The Data class is Shark's container for machine learning data. This container (and its sub-classes) is used for input data, labels, and model outputs.
- The Data container organizes the data it holds in batches. This means, that it tries to find a good data representation for a whole set of, for example 100 data points, at the same time. If the type of data it stores is for example RealVector, the batches of this type are RealMatrices. This is good because most often operations on the whole matrix are faster than operations on the separate vectors. Nearly all operations of the set have to be interpreted in terms of the batch. Therefore the iterator interface will give access to the batches but not to single elements. For this separate element_iterators and const_element_iterators can be used.
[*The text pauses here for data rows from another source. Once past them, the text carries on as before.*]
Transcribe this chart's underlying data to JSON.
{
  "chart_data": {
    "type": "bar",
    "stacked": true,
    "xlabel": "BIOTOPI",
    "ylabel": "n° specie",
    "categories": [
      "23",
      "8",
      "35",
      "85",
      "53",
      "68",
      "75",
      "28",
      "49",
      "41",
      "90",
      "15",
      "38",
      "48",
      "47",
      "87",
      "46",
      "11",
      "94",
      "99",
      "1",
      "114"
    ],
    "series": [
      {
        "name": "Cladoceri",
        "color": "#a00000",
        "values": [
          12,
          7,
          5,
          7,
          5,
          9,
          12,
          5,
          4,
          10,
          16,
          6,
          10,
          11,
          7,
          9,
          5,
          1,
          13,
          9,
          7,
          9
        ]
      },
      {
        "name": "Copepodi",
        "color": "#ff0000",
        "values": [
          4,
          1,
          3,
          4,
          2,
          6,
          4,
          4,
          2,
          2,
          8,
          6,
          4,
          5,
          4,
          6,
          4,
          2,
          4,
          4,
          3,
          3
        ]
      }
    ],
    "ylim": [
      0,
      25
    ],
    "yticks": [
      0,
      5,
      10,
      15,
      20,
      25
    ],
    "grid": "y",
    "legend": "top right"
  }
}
- When you need to explicitely iterate over all elements, you can use:
Data<RealVector> data;
for(auto elem: data.elements()){
std::cout<<*pos<<" ";
auto ref=*pos;
ref*=2;
std::cout<<*pos<<std::endl;
}
- Element wise accessing of elements is usually slower than accessing the batches. If possible, use direct batch access, or at least use the iterator interface or the for loop above to iterate over all elements. Random access to single elements is linear time, so use it wisely. Of course, when you want to use batches, you need to know the actual batch type. This depends on the actual type of the input. here are the rules: if the input is an arithmetic type like int or double, the result will be a vector of this (i.e. double->RealVector or Int->IntVector). For vectors the results are matrices as mentioned above. If the vector is sparse, so is the matrix. And for everything else the batch type is just a std::vector of the type, so no optimization can be applied.
- When constructing the container the batchSize can be set. If it is not set by the user the default batchSize is chosen. A BatchSize of 0 corresponds to putting all data into a single batch. Beware that not only the data needs storage but also the various models during computation. So the actual amount of space to compute a batch can greatly exceed the batch size.
An additional feature of the Data class is that it can be used to create lazy subsets. So the batches of a dataset can be shared between various instances of the data class without additional memory overhead.
- Warning
- Be aware –especially for derived containers like LabeledData– that the set does not enforce structural consistency. When you change the structure of the data part for example by directly changing the size of the batches, the size of the labels is not enforced to change accordingly. Also when creating subsets of a set changing the parent will change it's siblings and conversely. The programmer needs to ensure structural integrity! For example this is dangerous:
void function(Data<unsigned int>& data){
Data<unsigned int> newData(...);
data=newData;
}
When data was originally a labeledData object, and newData has a different batch structure than data, this will lead to structural inconsistencies. When function is rewritten such that newData has the same structure as data, this code is perfectly fine. The best way to get around this problem is by rewriting the code as: Data<unsigned int> function(){
Data<unsigned int> newData(...);
return newData;
}
- Todo:
- expand docu
Definition at line 128 of file Dataset.h.